To evaluate the impact of data purity, the authors train two representative USS models on Hive alone: the discriminative AudioSep and the generative FlowSep. They compare these against SAM‑Audio, a state‑of‑the‑art unified model trained on roughly one million hours of data (≈500 × Hive’s size). Despite using only ~0.2 % of SAM‑Audio’s data, Hive‑trained models achieve comparable SI‑SDR, PESQ, and MOS scores on standard test sets. Moreover, in zero‑shot generalization experiments on out‑of‑distribution benchmarks such as FSD50K and ESC‑50, Hive‑trained models retain competitive performance, especially on long‑tail, rare events where data efficiency is most critical.

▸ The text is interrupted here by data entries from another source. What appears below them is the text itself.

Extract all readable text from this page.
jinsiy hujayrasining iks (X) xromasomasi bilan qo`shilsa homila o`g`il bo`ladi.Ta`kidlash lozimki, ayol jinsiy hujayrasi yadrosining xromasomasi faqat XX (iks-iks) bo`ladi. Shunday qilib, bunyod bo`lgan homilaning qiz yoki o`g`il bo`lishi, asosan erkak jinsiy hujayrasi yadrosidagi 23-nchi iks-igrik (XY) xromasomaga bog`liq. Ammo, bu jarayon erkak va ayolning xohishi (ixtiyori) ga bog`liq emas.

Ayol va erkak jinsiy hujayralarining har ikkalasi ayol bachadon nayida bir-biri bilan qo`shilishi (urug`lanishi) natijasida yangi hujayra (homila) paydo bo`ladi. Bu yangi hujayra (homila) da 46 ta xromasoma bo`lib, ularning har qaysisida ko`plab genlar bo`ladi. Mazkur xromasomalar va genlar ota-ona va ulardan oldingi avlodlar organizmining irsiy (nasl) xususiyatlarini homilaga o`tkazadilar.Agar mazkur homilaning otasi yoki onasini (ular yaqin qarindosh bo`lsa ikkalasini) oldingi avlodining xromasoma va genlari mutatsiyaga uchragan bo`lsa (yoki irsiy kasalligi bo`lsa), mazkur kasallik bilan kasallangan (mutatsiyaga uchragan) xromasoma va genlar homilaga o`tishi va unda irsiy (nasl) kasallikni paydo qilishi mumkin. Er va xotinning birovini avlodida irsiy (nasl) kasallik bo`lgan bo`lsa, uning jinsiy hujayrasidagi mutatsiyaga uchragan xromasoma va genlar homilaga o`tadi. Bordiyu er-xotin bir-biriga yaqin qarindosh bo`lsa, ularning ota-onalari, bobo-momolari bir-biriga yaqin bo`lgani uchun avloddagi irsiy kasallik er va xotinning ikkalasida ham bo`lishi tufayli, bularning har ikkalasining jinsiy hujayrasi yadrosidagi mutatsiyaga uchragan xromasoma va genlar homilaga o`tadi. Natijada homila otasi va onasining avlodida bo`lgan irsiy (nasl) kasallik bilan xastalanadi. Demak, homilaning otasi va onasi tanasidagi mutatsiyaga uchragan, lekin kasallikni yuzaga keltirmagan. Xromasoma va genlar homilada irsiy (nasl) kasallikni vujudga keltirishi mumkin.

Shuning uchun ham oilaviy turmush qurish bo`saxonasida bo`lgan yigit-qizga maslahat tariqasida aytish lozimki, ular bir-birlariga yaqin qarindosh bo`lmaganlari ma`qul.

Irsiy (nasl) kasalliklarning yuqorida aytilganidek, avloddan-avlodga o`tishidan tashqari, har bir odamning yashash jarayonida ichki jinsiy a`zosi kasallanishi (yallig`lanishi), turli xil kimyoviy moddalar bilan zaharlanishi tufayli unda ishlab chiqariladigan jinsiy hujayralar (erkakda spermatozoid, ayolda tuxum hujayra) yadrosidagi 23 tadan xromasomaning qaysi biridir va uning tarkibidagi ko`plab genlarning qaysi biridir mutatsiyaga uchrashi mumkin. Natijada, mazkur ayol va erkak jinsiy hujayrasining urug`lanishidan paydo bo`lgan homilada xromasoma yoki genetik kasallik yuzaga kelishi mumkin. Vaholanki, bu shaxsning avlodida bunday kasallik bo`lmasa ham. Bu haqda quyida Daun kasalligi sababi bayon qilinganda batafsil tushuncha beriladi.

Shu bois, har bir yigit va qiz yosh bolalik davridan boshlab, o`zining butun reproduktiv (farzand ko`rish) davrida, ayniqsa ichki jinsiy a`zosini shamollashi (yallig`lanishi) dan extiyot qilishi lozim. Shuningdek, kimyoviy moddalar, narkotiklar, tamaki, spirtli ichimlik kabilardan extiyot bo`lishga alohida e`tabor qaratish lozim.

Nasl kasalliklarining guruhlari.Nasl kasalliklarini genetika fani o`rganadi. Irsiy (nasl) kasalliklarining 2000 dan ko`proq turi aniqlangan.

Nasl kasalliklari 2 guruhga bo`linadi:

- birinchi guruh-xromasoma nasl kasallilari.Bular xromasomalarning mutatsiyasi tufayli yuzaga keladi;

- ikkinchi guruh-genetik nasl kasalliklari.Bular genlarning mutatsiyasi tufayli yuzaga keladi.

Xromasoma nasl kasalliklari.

The results substantiate the authors’ central claim: prioritizing the purity and semantic consistency of supervised signals can dramatically improve data efficiency, reducing the need for massive, noisy datasets. By releasing the full pipeline code, the refined ontology, and the Hive dataset, the work also enhances reproducibility and invites the community to adopt similar data‑centric strategies across other audio domains (e.g., music separation, speech enhancement).
In summary, this study demonstrates that a carefully curated, semantically consistent synthetic dataset can close the performance gap with far larger, noisier corpora, offering a scalable and accessible path toward robust, query‑driven universal sound separation.